I didn’t own a couch, and I told him I didn’t have anywhere for him to sleep. His response: Will we have privacy? Those words triggered a panic attack from thousands of miles away. I was sweating, and anxiety and fear blanketed me immediately. I pictured myself trying to get away from him, sleeping in my 10-year-old’s room to escape being alone with him.

He was looking at flights and rental cars, sending screen shots of options for his arrival before I had even accepted his offer. I messaged two single male friends to see if I was overreacting, projecting, or reading this wrong. 

I was diagnosed with PTSD over four years ago. I have survived multiple traumas, the majority due to negative, unwanted interactions with men. I realize I am sometimes overly alert and standoffish with men. Maybe he did want to help me move… but his interest in our privacy made me think otherwise. My friends reassured me that he had boundary issues, letting me know I could and should say no.

He had already booked himself a ticket. 

For most of my life I didn’t know how to stand up for myself. I was polite, I ignored red flags. I had since taken multiple classes on trauma and its affects on mental health and I had gone to therapy to help me address my PTSD, yet I still found myself afraid to say no. I still felt more worried about hurting his feelings than about his affect on my physical safety and comfort. I did not feel like my “no” was valid until more than one friend gave me permission to have boundaries.

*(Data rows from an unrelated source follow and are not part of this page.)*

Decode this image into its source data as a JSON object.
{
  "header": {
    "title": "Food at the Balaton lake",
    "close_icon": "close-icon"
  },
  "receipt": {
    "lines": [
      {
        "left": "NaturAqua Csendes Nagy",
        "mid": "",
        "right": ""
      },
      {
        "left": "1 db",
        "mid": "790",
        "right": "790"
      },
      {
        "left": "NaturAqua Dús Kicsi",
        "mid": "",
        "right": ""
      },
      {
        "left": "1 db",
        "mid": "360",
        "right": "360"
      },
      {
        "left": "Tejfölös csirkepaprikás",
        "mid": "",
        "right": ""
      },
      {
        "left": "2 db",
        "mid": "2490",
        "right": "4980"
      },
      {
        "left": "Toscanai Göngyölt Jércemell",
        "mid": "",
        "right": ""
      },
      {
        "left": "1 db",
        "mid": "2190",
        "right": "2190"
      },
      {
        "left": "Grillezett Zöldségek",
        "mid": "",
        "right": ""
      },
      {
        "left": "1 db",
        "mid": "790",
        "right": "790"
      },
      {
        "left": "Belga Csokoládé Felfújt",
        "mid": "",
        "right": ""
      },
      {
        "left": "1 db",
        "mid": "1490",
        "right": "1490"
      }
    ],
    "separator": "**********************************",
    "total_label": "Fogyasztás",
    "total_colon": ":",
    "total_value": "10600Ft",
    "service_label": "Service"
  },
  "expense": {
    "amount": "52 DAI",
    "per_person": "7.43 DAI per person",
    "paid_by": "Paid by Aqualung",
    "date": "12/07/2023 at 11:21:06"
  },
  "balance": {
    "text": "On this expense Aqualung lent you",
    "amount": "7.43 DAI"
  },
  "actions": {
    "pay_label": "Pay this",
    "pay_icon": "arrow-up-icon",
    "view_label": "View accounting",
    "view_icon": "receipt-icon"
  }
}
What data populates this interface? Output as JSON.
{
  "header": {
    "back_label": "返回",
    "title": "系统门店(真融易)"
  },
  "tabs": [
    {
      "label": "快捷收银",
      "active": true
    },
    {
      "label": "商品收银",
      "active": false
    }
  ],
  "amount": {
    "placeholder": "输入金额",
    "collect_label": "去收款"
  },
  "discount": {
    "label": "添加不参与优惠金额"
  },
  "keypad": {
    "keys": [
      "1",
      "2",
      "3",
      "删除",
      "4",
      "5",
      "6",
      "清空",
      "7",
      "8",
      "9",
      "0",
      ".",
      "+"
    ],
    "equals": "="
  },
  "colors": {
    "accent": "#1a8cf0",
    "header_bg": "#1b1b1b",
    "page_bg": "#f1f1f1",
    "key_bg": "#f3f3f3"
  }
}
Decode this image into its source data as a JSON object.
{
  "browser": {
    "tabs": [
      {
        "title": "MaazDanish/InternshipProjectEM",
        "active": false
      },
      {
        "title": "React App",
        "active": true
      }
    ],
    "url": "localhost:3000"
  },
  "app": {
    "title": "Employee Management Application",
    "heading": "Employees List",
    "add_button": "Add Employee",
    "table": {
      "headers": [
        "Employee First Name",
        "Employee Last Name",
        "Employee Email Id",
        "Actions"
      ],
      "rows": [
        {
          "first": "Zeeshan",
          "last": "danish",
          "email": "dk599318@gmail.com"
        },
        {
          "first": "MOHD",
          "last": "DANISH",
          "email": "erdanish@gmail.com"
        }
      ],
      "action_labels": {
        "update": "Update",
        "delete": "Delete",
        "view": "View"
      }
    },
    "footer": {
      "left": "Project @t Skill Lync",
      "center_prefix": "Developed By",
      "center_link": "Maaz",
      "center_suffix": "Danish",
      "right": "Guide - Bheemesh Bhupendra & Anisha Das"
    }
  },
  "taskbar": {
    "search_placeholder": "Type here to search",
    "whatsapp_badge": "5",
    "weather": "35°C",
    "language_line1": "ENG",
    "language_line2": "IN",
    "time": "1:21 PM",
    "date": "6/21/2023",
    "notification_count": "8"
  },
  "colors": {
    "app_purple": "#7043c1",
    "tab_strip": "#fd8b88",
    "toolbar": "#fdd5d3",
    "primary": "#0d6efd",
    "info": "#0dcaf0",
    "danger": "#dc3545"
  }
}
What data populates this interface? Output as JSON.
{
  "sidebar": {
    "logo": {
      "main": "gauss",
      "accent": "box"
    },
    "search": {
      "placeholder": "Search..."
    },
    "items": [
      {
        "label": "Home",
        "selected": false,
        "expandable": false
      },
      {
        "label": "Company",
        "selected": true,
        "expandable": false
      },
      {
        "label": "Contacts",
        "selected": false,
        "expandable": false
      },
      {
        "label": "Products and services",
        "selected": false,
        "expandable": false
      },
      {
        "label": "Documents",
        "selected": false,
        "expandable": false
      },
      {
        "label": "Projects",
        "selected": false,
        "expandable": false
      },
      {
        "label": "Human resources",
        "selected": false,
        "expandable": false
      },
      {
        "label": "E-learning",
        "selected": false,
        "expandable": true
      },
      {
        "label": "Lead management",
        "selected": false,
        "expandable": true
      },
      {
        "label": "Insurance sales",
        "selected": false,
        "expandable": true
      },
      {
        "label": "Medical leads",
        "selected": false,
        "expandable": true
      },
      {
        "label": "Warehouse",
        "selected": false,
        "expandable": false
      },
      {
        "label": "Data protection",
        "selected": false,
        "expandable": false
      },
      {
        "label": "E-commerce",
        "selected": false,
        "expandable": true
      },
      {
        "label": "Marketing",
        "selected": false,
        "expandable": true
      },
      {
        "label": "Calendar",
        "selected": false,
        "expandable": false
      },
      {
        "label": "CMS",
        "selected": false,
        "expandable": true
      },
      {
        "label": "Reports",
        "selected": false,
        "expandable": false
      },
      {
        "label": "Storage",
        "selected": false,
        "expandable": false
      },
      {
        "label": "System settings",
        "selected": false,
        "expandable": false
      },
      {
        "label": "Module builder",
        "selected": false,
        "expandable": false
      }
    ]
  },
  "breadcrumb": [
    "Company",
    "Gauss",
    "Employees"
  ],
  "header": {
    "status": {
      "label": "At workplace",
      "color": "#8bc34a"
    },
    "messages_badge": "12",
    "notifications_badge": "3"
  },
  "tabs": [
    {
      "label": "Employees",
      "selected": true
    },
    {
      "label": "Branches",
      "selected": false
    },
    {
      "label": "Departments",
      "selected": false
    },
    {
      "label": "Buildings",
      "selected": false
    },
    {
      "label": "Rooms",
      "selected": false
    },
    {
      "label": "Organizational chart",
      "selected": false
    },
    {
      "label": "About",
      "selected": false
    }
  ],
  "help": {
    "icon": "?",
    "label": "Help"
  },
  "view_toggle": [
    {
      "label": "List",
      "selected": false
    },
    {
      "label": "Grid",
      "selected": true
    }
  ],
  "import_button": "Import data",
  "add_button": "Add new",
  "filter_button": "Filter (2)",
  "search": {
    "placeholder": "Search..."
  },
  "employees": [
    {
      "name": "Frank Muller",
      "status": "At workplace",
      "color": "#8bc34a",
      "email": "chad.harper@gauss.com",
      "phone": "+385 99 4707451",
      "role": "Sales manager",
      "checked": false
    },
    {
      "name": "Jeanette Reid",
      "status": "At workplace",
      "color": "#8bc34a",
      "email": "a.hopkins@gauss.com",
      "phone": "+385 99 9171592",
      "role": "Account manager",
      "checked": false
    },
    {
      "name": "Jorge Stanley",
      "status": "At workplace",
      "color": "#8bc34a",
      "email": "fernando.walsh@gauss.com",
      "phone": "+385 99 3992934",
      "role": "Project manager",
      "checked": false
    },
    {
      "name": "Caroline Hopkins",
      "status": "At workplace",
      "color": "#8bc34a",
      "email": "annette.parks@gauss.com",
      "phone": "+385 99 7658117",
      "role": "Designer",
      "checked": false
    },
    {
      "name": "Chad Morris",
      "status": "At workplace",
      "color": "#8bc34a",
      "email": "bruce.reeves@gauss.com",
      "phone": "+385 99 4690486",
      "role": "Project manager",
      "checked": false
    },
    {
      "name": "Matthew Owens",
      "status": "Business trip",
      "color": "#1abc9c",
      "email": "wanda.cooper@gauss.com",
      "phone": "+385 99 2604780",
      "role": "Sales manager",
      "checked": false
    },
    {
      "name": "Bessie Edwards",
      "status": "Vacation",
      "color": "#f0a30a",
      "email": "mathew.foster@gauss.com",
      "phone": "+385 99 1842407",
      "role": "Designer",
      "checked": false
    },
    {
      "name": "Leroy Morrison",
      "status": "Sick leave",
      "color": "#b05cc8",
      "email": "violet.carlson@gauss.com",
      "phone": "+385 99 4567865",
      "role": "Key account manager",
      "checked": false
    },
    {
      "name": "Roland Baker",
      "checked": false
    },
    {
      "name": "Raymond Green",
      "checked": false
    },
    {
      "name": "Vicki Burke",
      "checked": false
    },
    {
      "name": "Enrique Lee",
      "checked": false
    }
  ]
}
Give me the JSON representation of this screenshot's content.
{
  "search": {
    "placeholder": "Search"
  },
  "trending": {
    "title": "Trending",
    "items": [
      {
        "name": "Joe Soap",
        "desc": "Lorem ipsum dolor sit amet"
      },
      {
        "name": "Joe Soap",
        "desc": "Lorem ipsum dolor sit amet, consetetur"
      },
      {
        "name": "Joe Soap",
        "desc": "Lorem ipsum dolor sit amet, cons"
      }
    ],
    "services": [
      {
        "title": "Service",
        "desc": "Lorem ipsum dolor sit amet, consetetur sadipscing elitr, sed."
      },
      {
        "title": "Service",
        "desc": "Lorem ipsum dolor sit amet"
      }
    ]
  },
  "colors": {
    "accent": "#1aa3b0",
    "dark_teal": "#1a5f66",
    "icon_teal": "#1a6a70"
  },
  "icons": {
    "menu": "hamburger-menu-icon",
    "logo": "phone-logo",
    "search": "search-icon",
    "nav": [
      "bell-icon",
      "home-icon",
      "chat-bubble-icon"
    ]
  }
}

It was not easy, but I sent him an email to cancel his flight. I didn’t owe him anything but the truth. I did not want him to come.

If a conversation with anyone triggers you, you have every right to not talk to or see them again. From childhood, girls are socialized to be nice and to be more in touch with their own and other people’s feelings. Women often feel a lot of guilt when we hurt others’ feelings, but in actuality: regardless of your gender, you don’t owe anyone anything, and your safety is in your hands. No one has the right to push their wants onto you. You are not here to accommodate others. If you have a gut feeling about someone, listen. 

Other peoples feeling are not more important than yours, and they are not as important as your safety or your piece of mind. Younger me would not have had the courage to say no. Saying no was empowering, I encourage you to try it.